With 16 shows and 60 presentations, it has been the most “physical” fashion week since the beginning of the pandemic.
Five days that lived up to the expectations, even if the calendar has been significantly changed in the previous weeks.
The most notable absentee has been Giorgio Armani.
Due to the pandemic situation Armani cancelled the shows for both the first line and Emporio, alongside the Armani Privè at the Paris Fashion Week.
Also cancelled a few days before the kermesse, the show by JW Anderson which should have the debut in Milan for the Northern Irish stylist Jonathan Anderson.
But the show must go on, and this edition of Milano Moda Uomo has been full of surprises!
Ten Hollywood stars for Prada’s show
Starting from Prada, casting 10 worldwide famous cinema stars for its Winter 2022/2023 show.
Wearing the collection by Miuccia Prada and Raf Simons, Thomas Brodie-Sangster, Asa Butterfield, Jeff Goldblum, Damson Idris, Kyle MacLachlan, Tom Mercier, Jaden Michael, Louis Partridge, Ashton Sanders and Filippo Scotti.
At the Deposito della Fondazione Prada, everyday work uniforms are enriched with elegant details.
This practical gear is dignified by precious leather and silk tech, working side by side with tailoring, applied to T-shirts, bomber jackets and parkas.
The clothes are example of structured modernism and their intrinsic architecture defines its shapes.
The body is enhanced, shoulders and waist are highlighted by tailoring.
Machine Gun Kelly performa for Dolce&Gabbana during Milano Moda Uomo
A total white suit embroiled with pearls and spikes is the firs look to show up at the Dolce&Gabbana show at the Metropol of Milan.
Wearing it, Texan singer and actor Machine Gun Kelly, who didn’t just perform the soundtrack but also as a model for the maison.
The show becomes a proper rave party, set in a pop design, leading the audience into a virtual universe.
Domenico Dolce and Stefano Gabbana’s collection is definitely striking, with oversize faux furs to cover the underwear and bombers altered to tracksuits.
Trousers and shirts are over, while jackets propose new silhouettes in which large shoulders are balanced by the small and highlighted waist.
Etro’s journey into the knowledge library
Fall-Winter show 2022/2023 by Etro took place in the library of Bocconi University, a place of knowledge in which to start a journey towards unknown and unexplored destinations.

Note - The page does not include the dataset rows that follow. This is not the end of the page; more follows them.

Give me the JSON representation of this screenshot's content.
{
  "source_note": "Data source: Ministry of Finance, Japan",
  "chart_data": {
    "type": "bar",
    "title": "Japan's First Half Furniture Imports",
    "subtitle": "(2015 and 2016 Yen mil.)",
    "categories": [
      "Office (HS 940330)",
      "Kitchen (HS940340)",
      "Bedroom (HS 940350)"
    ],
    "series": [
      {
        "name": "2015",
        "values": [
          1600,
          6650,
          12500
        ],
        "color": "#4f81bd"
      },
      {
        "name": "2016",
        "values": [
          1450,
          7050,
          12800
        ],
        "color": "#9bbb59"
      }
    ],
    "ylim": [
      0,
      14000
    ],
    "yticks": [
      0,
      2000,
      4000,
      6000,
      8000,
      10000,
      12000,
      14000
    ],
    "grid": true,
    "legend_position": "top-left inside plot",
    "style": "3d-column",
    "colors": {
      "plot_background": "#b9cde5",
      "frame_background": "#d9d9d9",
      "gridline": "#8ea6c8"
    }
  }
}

The collection itself it’s a journey, sidereal and nordic, through an alternation of shapes and colours, moduled with a monochromatic taste.

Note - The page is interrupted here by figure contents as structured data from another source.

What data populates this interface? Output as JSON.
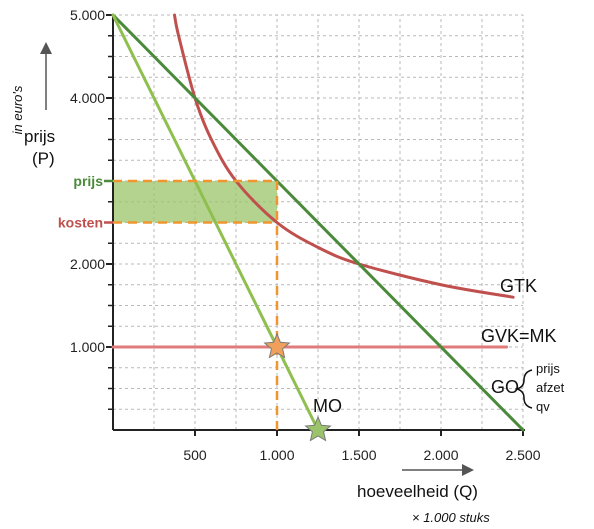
{
  "chart_data": {
    "type": "line",
    "ylabel_unit": "in euro's",
    "ylabel_name": "prijs",
    "ylabel_symbol": "(P)",
    "xlabel": "hoeveelheid (Q)",
    "x_multiplier_note": "× 1.000 stuks",
    "xlim": [
      0,
      2500
    ],
    "ylim": [
      0,
      5000
    ],
    "x_ticks": [
      500,
      1000,
      1500,
      2000,
      2500
    ],
    "x_tick_labels": [
      "500",
      "1.000",
      "1.500",
      "2.000",
      "2.500"
    ],
    "y_ticks": [
      1000,
      2000,
      4000,
      5000
    ],
    "y_tick_labels": [
      "1.000",
      "2.000",
      "4.000",
      "5.000"
    ],
    "grid": true,
    "series": [
      {
        "name": "GTK",
        "color": "#c0504d",
        "kind": "curve",
        "x": [
          375,
          400,
          500,
          600,
          750,
          1000,
          1250,
          1500,
          2000,
          2440
        ],
        "y": [
          5000,
          4750,
          4000,
          3500,
          3000,
          2500,
          2200,
          2000,
          1750,
          1600
        ]
      },
      {
        "name": "GVK=MK",
        "color": "#e07b7b",
        "kind": "line",
        "x": [
          0,
          2400
        ],
        "y": [
          1000,
          1000
        ]
      },
      {
        "name": "GO",
        "color": "#4a8a3a",
        "kind": "line",
        "x": [
          0,
          2500
        ],
        "y": [
          5000,
          0
        ]
      },
      {
        "name": "MO",
        "color": "#8fbf4f",
        "kind": "line",
        "x": [
          0,
          1250
        ],
        "y": [
          5000,
          0
        ]
      }
    ],
    "go_brace_items": [
      "prijs",
      "afzet",
      "qv"
    ],
    "annotations": [
      {
        "label": "prijs",
        "y": 3000,
        "color": "#4a8a3a"
      },
      {
        "label": "kosten",
        "y": 2500,
        "color": "#c0504d"
      }
    ],
    "profit_rect": {
      "x": [
        0,
        1000
      ],
      "y": [
        2500,
        3000
      ],
      "color": "#9bc46a"
    },
    "markers": [
      {
        "x": 1000,
        "y": 1000,
        "shape": "star",
        "color": "#f0a05a"
      },
      {
        "x": 1250,
        "y": 0,
        "shape": "star",
        "color": "#9bc46a"
      }
    ],
    "guide_color": "#f0952f"
  }
}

The palette ranges from icy shades of grey and blue to intense tones of purple, green and orange, with bright touches of red, electric blue and mustard.
Fabrics are heavy, made of wool, velvet, jacquard silk and rubber.

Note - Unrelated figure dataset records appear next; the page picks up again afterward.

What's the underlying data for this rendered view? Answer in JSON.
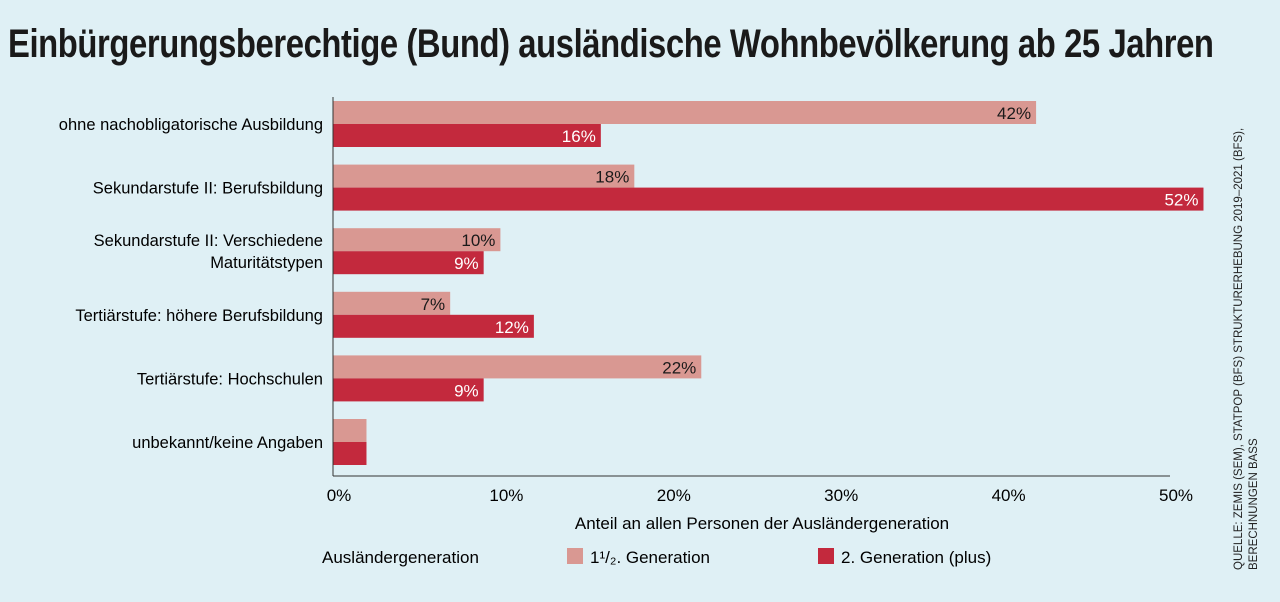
{
  "chart_data": {
    "type": "bar",
    "orientation": "horizontal",
    "title": "Einbürgerungsberechtige (Bund) ausländische Wohnbevölkerung ab 25 Jahren",
    "categories": [
      [
        "ohne nachobligatorische Ausbildung"
      ],
      [
        "Sekundarstufe II: Berufsbildung"
      ],
      [
        "Sekundarstufe II: Verschiedene",
        "Maturitätstypen"
      ],
      [
        "Tertiärstufe: höhere Berufsbildung"
      ],
      [
        "Tertiärstufe: Hochschulen"
      ],
      [
        "unbekannt/keine Angaben"
      ]
    ],
    "series": [
      {
        "name": "1¹/₂. Generation",
        "color": "#d99892",
        "label_color": "#1a1a1a",
        "values": [
          42,
          18,
          10,
          7,
          22,
          2
        ],
        "labels": [
          "42%",
          "18%",
          "10%",
          "7%",
          "22%",
          ""
        ]
      },
      {
        "name": "2. Generation (plus)",
        "color": "#c3293d",
        "label_color": "#ffffff",
        "values": [
          16,
          52,
          9,
          12,
          9,
          2
        ],
        "labels": [
          "16%",
          "52%",
          "9%",
          "12%",
          "9%",
          ""
        ]
      }
    ],
    "xlim": [
      0,
      50
    ],
    "xticks": [
      "0%",
      "10%",
      "20%",
      "30%",
      "40%",
      "50%"
    ],
    "xlabel": "Anteil an allen Personen der Ausländergeneration",
    "legend_title": "Ausländergeneration",
    "legend_position": "bottom",
    "grid": false
  },
  "source": [
    "QUELLE: ZEMIS (SEM), STATPOP (BFS) STRUKTURERHEBUNG 2019–2021 (BFS),",
    "BERECHNUNGEN BASS"
  ]
}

The silhouettes are stratified and clean, a sum of archetypical clothes in the Etro key.
The new direction of Zegna and the elegance of Fendi are on stage at Milano Moda Uomo
Milan’s fashion week hosted the first phygital show by Zegna after the rebranding, unveiled last December with the entrance in Wall Street.
The new collection by creative director Alessandro Sartori promotes modular style.
It creates relaxed suits made of trapezoidal jackets, overshirts and trousers all made of the same material.
On stage at the fashion week Fendi’s man by Silvia Venturini, whose catwalk is a triumph of refined and wide jackets, blazer that become capes and light trousers.